The Classic Cutts Compensator


Dear Great Technoid,

Perhaps in your vast, intricate knowledge of the eternal abyss of the shotgun Netherworld you could answer . . .

When / why did the Cutts become popular, aside from the obvious of one barrel, multiple chokes? When and why did it fall into disfavor, anything to do with plastic shot cups? Any particularly strong negatives about hunting/shooting with one? So many older A-5 seem to be Cutts equipped!

The other answers to everything in the universe can wait . . .

Ciao,

Randy

Dear Randy,

Stand back. The Volcano of Knowledge is about to start spewing.

I have a lot of experience with the Cutts Compensator (conjured up by a Colonel or Major Cutts of the US Army). The devise was originally used to tame recoil on artillery field pieces and later on the famous Tommy gun. It was the first of the really successful muzzle brakes.

The Cutts Compensator was absolutely de rigour for American skeet in the ’40s and ’50s when the A-5 and early Remingtons were popular. The adjustable choke feature was not its attraction at skeet as the Cutts “skeet” choke generally employed was well over cylinder bore. I believe it was popular for a whole bunch of reasons:

1) it added a bit of barrel weight to help swing.

2) it really did reduce recoil by a modest, but noticeable, amount

3) it was supposed to allow the shot and the fiber wads (then in use) to separate so that the wad would not punch through the shot cloud and produce the dreaded (and largely fictitious) “doughnut” pattern.

4) it was also supposed to return back into the pattern the shot that had been scrubbed flat along the barrel walls. With felt wads, the pellets scrubbed by the walls were supposed to spread out away from the main shot column inside the plenum chamber, only to be nudged back into the pattern by the annular ring of the choke. This also was supposed to elongate the shotstring- a desirable feature at skeet distances, though not further out.

5) the big blob up front kept some shooters from “aiming” at the bird.

6) it made a nice, satisfying Fourth of July bang.

The famous Russian “Tula” choke (named after the Tula arsenal in the Soviet Union) was reputed to have been derived from the Cutts. It is said that in the ’50s the US Air Force skeet team dominated an international skeet match in Scandinavia. They were all using Browning A-5 autos with Cutts. After the match the Russian coach came over and offered to buy, for a large sum, the winning American’s gun. It was sold and a few minutes later the gun was returned- minus the Cutts and the front half of the barrel. Shortly thereafter the Russian Baikal MU-8s appeared in the hands of the future Russian world champion Yuri Tsuranov with the familiar “Jug” or Tula choke that Perazzi, SKB and Krieghoff have since copied.

I have owned a Winchester Model 12, Remington 870 and 1100 with Cutts Compensators installed.
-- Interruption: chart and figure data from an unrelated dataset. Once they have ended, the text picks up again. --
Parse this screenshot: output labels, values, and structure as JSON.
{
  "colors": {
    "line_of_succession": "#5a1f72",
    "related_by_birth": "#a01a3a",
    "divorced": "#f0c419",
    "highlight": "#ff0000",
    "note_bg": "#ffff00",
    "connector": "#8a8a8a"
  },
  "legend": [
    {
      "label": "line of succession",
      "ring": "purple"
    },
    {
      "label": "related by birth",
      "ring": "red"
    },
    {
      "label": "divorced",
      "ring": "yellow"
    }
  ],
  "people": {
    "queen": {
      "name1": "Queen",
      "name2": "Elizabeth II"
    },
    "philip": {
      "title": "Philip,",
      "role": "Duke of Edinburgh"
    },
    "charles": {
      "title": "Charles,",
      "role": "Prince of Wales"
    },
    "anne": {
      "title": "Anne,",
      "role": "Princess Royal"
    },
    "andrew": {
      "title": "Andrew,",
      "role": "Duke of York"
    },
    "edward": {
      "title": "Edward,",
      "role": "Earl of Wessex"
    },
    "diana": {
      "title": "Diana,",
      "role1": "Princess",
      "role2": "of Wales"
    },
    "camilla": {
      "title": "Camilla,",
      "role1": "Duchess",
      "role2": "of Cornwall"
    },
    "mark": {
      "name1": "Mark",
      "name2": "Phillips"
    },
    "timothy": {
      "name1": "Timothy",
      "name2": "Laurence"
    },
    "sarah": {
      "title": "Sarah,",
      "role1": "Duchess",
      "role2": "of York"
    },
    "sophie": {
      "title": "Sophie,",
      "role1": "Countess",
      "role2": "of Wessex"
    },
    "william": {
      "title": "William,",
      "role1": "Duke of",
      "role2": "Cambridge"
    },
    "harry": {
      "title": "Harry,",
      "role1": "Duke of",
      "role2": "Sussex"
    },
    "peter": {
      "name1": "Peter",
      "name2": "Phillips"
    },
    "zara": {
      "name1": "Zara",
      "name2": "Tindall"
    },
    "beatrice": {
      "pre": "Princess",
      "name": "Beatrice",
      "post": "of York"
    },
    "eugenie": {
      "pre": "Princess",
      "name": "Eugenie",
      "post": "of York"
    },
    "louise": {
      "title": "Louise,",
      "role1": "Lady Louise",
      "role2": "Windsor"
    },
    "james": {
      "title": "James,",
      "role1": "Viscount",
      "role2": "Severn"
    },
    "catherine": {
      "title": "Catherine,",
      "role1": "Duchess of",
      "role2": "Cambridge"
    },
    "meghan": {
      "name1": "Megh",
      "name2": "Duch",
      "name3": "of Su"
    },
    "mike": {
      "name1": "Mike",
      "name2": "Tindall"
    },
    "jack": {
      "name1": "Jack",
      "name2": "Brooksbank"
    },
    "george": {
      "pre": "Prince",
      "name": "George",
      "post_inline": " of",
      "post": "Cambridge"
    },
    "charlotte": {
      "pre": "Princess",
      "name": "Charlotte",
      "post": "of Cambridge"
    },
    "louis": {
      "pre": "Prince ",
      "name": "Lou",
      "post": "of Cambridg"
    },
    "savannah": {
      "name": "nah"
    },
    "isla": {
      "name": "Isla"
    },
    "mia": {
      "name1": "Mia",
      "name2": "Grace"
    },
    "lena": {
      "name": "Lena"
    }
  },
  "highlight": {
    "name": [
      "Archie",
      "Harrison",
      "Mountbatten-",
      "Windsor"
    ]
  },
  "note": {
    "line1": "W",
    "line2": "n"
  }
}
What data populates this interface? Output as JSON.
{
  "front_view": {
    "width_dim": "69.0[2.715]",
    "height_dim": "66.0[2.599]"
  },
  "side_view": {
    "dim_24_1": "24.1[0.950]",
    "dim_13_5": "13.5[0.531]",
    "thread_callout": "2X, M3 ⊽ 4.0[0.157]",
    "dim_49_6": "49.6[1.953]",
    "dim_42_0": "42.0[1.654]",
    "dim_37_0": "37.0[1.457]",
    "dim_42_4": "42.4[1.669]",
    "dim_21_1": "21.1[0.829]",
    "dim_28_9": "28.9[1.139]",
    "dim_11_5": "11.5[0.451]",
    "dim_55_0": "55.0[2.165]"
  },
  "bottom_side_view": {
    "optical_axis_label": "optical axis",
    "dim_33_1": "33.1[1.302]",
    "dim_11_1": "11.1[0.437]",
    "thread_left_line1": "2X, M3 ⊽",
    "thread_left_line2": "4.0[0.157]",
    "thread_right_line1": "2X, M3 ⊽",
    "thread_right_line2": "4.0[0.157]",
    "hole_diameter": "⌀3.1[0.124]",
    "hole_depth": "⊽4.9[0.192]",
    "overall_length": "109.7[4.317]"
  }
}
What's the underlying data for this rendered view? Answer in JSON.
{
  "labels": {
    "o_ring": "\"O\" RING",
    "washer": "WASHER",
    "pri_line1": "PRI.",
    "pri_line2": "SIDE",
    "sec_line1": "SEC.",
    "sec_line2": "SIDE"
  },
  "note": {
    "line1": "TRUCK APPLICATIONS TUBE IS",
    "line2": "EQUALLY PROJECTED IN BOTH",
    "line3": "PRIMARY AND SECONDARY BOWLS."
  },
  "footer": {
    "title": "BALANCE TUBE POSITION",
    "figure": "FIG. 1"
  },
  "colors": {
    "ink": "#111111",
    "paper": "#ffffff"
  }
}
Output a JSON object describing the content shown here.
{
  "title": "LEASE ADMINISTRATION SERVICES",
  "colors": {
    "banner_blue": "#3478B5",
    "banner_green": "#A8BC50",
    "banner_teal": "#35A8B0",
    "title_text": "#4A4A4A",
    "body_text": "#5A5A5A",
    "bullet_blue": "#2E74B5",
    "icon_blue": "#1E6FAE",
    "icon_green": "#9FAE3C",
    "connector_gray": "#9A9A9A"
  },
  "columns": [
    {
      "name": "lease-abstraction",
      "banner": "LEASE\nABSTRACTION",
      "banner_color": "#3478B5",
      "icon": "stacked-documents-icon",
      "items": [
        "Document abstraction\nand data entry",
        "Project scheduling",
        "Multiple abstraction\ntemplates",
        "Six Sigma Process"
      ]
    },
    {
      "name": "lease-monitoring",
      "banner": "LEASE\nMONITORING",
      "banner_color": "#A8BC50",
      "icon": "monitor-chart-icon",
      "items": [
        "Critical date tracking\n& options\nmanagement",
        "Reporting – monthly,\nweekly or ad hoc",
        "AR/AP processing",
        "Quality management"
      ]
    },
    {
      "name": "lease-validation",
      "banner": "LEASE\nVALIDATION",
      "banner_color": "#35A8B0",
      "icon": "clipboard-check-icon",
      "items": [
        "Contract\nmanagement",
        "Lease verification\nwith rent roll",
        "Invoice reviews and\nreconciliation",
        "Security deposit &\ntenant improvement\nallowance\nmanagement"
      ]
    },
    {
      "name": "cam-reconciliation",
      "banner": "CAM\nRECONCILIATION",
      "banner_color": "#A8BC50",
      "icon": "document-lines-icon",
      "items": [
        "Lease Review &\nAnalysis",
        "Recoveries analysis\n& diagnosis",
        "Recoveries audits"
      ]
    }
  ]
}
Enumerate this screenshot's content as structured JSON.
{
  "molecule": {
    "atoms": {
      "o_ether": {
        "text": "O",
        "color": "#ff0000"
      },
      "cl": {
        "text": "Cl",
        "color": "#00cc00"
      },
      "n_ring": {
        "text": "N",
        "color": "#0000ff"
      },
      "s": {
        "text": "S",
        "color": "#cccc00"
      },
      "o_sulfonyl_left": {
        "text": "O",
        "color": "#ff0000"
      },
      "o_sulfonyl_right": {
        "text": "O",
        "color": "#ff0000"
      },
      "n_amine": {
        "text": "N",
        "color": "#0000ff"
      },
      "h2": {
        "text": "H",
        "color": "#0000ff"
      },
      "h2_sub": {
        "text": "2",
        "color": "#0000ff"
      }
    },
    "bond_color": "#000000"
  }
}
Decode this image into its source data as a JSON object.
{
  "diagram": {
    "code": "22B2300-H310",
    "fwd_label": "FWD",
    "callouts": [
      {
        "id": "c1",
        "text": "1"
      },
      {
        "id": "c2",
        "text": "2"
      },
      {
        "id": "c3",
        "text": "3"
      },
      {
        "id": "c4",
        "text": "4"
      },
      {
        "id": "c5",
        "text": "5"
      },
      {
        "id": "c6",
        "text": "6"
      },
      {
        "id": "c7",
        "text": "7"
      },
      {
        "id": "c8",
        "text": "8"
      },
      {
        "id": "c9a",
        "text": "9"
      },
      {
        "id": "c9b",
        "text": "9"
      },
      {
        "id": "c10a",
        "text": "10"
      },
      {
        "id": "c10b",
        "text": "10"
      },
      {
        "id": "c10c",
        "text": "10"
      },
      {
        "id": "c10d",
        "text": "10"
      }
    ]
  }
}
I have also shot a bunch of 1100s with the Kolar Comp (copy of the Cutts) installed. I found that the Cutts definitely reduced recoil and obviously added some weight up front (they came in steel and lighter aluminum versions). I never really minded having that big blob in my sight picture at skeet (I also prefer the Browning Broadway rib to the narrower ones for skeet). With plastic shells, I could see no difference in the pattern from a standard cylinder bore with a slight funnel bevel (a la Beretta skeet chokes of the ’70s).

As an aside (most of that the Technoid says is an aside anyway), I did some extensive pattern testing with Perazzi and Krieghoff jug choke guns comparing the fiber wad Federal International Skeet loads of the early ’80s to the plastic wad Federal skeet loads. I got the best patterns in the jug choke guns from the plastic wad shells. So much for the theory of the jug choke optimizing with felt wad cartridges. Those jug chokes do build up plastic though.)

I have no strong negatives at all about hunting/shooting with a Cutts if you do not mind the balance shift forward and can keep the twigs and briars out of the slots. I am pretty sure that Lyman still makes them as Brownells (tel: 515-623-5401) carries them in both 12 and 20. They carry the choke tubes too.

There it is. More than you EVER wanted to know about the Cutts Compensator.